万屋の予想通り、鏡に映っている顔はガラスのようにひび割れ、口からは狼の牙が覗いている。
「クソッ変身薬の効キガ悪イ」
悪態にも唸り声が混ざってしまう。昼間は元の姿に変身していられるが、夜になると薬の効きが悪くなる。
この症状が出始めたのは、七尋幽霊の一件で悪魔の姿を晒した後だった。半分悪魔になりかけている万屋は、変身薬と変身魔法で人の姿を保っている為、どちらも効かなくなれば悪魔の姿に近づいてしまう。
薬に効果が無い訳ではない。薬はちゃんと効いている。ただし、正しく作用していないようだ。体の中を暴れ回る魔法が出鱈目に臓器を変身させるせいで激痛が走っている。「GRRRRRRR‼」と唸り声を上げてしまうのも無理はなかった。
万屋はのたうち回るようにして洗面台を離れた。自室に戻り、外の空気を吸う為に窓を開けようとして、窓に白い影が映ったことに気付いた。
万屋は咄嗟に毛布を頭からかぶって顔を隠すと、窓を開けた。
月光のように白い小さな影は、するりと窓の隙間から床に降り立つと、琥珀色と水色の双眸で万屋を見上げた。
「こんばんは。探偵さん」
そう言って、ニャアと一鳴きする銀の毛並みの猫を万屋は知っていた。今は猫の姿をしているが、彼女は万屋がよく足を運ぶ喫茶ひすがらの店員、ルナだった。
「ルナ、さん……悪いガ、また明日、デ直してクれナいか?」
万屋が平静を装って発した声は、ノイズがかかったように聞き取りづらいものだった。
自分への苛立ちからgrrrと唸り声が漏れた。しかし、ルナは慣れた様子で、万屋を気遣うようにニャオと鳴いた。
「ごめんなさい、探偵さん。でもご主人様が、どうしてもと仰いますの」
『ご主人様』と聞いた万屋が僅かに後退る。ルナの主人が誰なのかを、万屋は嫌という程知っていた。
「本当なら、ご主人様の騎士である父が来なければいけないのに、お店の仕込みが忙しいからと言って、私を使いに……」
「構わないガ。シ、師匠の用事トは?」
ルナは万屋に近づいて見上げた。色違いの目の片方、琥珀色が水色に染まり、瞳孔が細められた。
その途端、万屋の全身に燃えるような痛みが駆け抜けていった。だが、悲鳴を上げて蹲った瞬間、痛みは嘘のように引いた。浅く早い呼吸を繰り返しながら、自分の頬に触れる。ヒビも牙も消え、人の顔に戻っている。
「
凛とした女の声に名前を呼ばれ、万屋はその場で片膝を付いて頭を垂れた。
今彼の目の前にいるのはルナではなく、その体を借りた大いなる魔法使いだと気付いたからだ。
「……お、お久しぶりです。師匠」
平静を装おうとしたが、声は掠れてしまった。それほどまでに、目の前の相手は厄介だった。
ルナの中に彼女が宿ってから、部屋の温度が下がり始めている。初夏だというのに、まるで真冬のように万屋が吐く息は白い。木製の床には霜が降りていく。
何をするつもりなのか、と動揺を隠しきれない万屋を見て、ルナの中にいる師はフッと笑った。
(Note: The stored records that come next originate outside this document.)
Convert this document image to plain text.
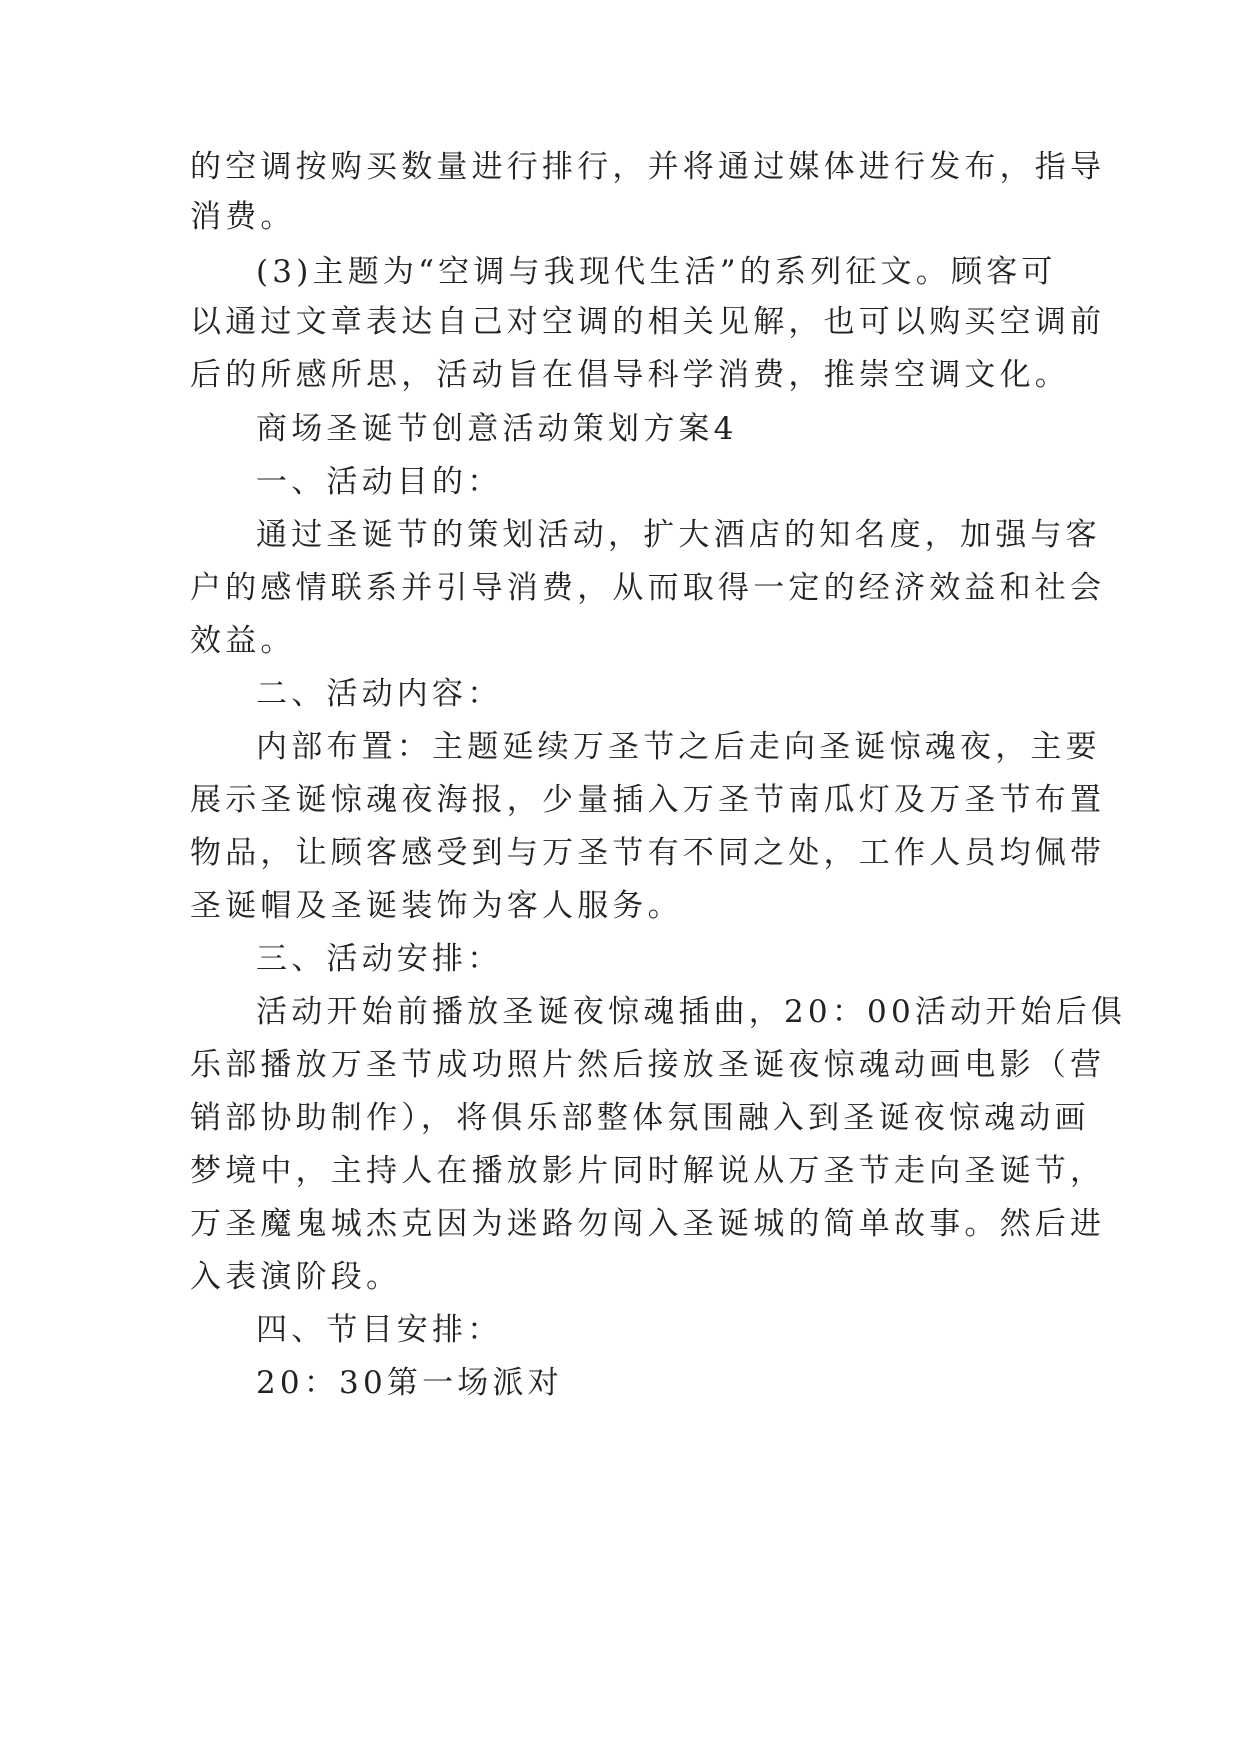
的空调按购买数量进行排行，并将通过媒体进行发布，指导
消费。
(3)主题为“空调与我现代生活”的系列征文。顾客可
以通过文章表达自己对空调的相关见解，也可以购买空调前
后的所感所思，活动旨在倡导科学消费，推崇空调文化。
商场圣诞节创意活动策划方案4
一、活动目的：
通过圣诞节的策划活动，扩大酒店的知名度，加强与客
户的感情联系并引导消费，从而取得一定的经济效益和社会
效益。
二、活动内容：
内部布置：主题延续万圣节之后走向圣诞惊魂夜，主要
展示圣诞惊魂夜海报，少量插入万圣节南瓜灯及万圣节布置
物品，让顾客感受到与万圣节有不同之处，工作人员均佩带
圣诞帽及圣诞装饰为客人服务。
三、活动安排：
活动开始前播放圣诞夜惊魂插曲，20：00活动开始后俱
乐部播放万圣节成功照片然后接放圣诞夜惊魂动画电影（营
销部协助制作），将俱乐部整体氛围融入到圣诞夜惊魂动画
梦境中，主持人在播放影片同时解说从万圣节走向圣诞节，
万圣魔鬼城杰克因为迷路勿闯入圣诞城的简单故事。然后进
入表演阶段。
四、节目安排：
20：30第一场派对
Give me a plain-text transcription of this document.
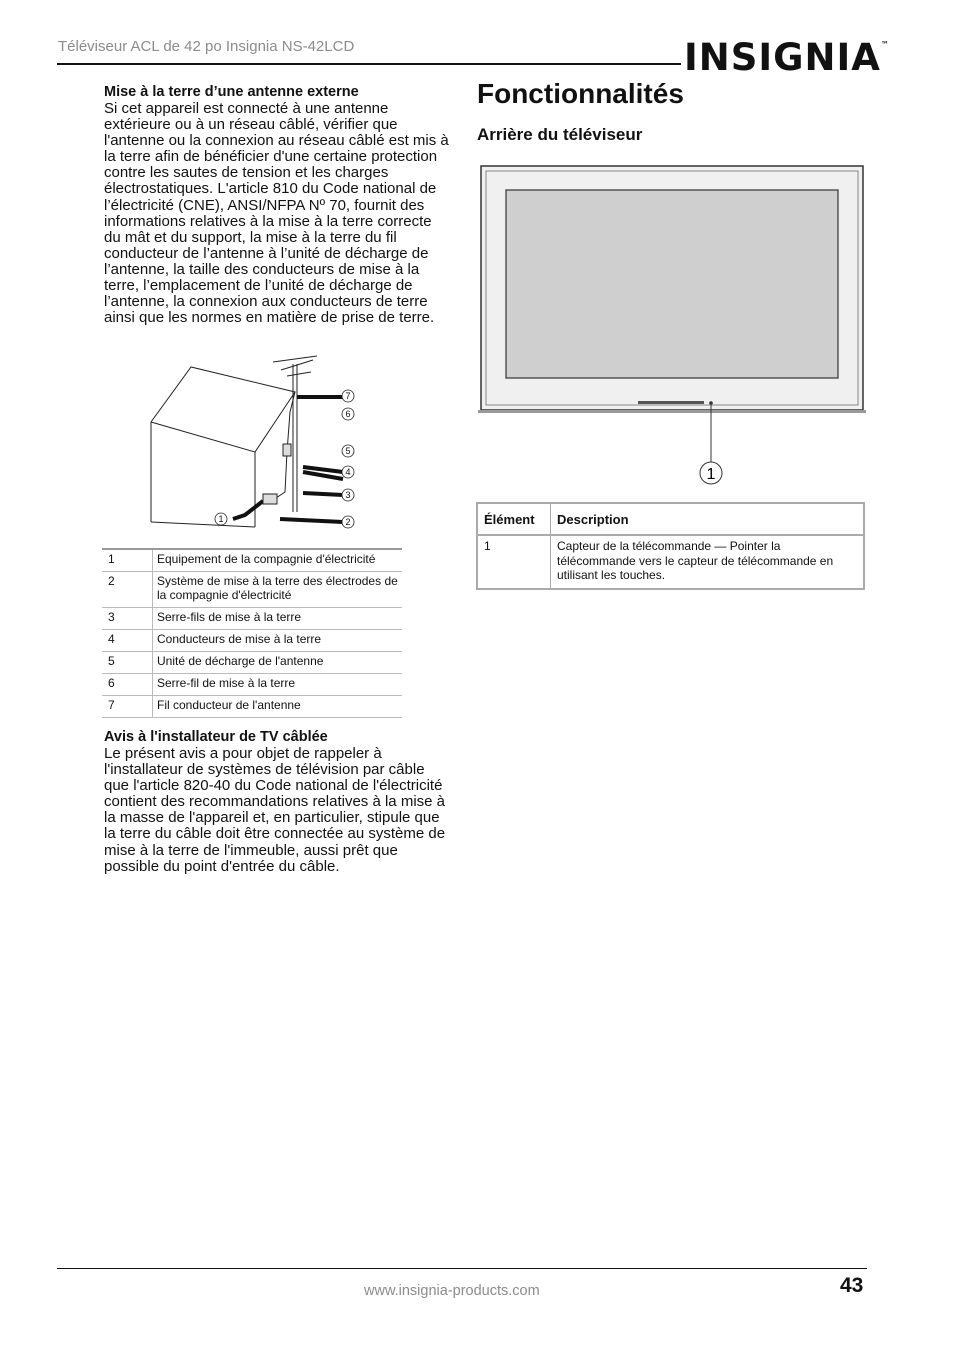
Téléviseur ACL de 42 po Insignia NS-42LCD	INSIGNIA™

Mise à la terre d’une antenne externe

Si cet appareil est connecté à une antenne extérieure ou à un réseau câblé, vérifier que l'antenne ou la connexion au réseau câblé est mis à la terre afin de bénéficier d'une certaine protection contre les sautes de tension et les charges électrostatiques. L'article 810 du Code national de l’électricité (CNE), ANSI/NFPA Nº 70, fournit des informations relatives à la mise à la terre correcte du mât et du support, la mise à la terre du fil conducteur de l’antenne à l’unité de décharge de l’antenne, la taille des conducteurs de mise à la terre, l’emplacement de l’unité de décharge de l’antenne, la connexion aux conducteurs de terre ainsi que les normes en matière de prise de terre.

7
6
5
4
3
2
1
1	Equipement de la compagnie d'électricité
2	Système de mise à la terre des électrodes de la compagnie d'électricité
3	Serre-fils de mise à la terre
4	Conducteurs de mise à la terre
5	Unité de décharge de l'antenne
6	Serre-fil de mise à la terre
7	Fil conducteur de l'antenne

Avis à l'installateur de TV câblée

Le présent avis a pour objet de rappeler à l'installateur de systèmes de télévision par câble que l'article 820-40 du Code national de l'électricité contient des recommandations relatives à la mise à la masse de l'appareil et, en particulier, stipule que la terre du câble doit être connectée au système de mise à la terre de l'immeuble, aussi prêt que possible du point d'entrée du câble.

Fonctionnalités
Arrière du téléviseur
1
Élément	Description
1	Capteur de la télécommande — Pointer la télécommande vers le capteur de télécommande en utilisant les touches.
www.insignia-products.com	43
「失態に気付いているなら結構。でも、人に戻れない理由は分かるかしら?」
何も答えず俯いたままの万屋を下から覗き込むようにして、彼女は続けた。
「ルナの目を通して見ていたわ。あなた、なかなか愉快にやっているようね。人間の助手を持ったり、とか」
万屋が青褪めるのを見て、彼の師は「咎めている訳じゃないのよ」と付け足した。
「私が心配しているのは、あなたの心の在り方よ。セージ、だったかしら。あの子に正体を隠そうとするあまり、ボロが出ているのよ」
彼女は万屋が目を逸らしたのを見て溜息を吐いた。
「悪魔と契約した理由をあの子に知られたくないのは分かるけれど、理由を隠す事が不誠実だと咎めるあなたの心が、あなたを悪魔に変えようとしている。だって自分にとって有利な契約を押し付けるのは、悪魔の常套手段だものね」
彼女は万屋に背を向けると窓辺に向かって歩き出した。
「あの子を助手として迎える事に、反対はしません。でも、あわい横丁に必要なのは、悪魔と契約した汚らわしい悪魔憑きじゃないわ。隣人達に敬意を払った、古き善き魔法使いよ」
「古き善き魔法使いですか……」
万屋が呟くと、師は「ええ。今はもう、魔法使いと言えば悪魔の影が付き纏ってしまうから」と苦笑した。
「だとすれば、師匠。やはりこの横丁を私に任せるのは間違っています。私は母の誇りを取り戻す為に、愚かな選択をしました」
「だからこの横丁をあなたに任せたのよ。あなた達親子も、私も、居場所を失くした古い魔法使いだから」
万屋が顔を上げると、師は猫の顔でフッと笑って窓枠に飛び移った。
「私はあなたに期待しているのよ。名誉挽回してみせなさい」
「しかし、師匠——」
万屋は続く言葉を飲み込んだ。
「ニャア?」
琥珀と水色の双眸の猫が、不思議そうに万屋を見つめ返したからだ。先ほどまでの圧はない。部屋の温度も元に戻っている。ルナの中から、師は消えたらしい。
ルナは申し訳なさそうに万屋を見つめ、「意地悪されませんでした?」と心配そうに尋ねた。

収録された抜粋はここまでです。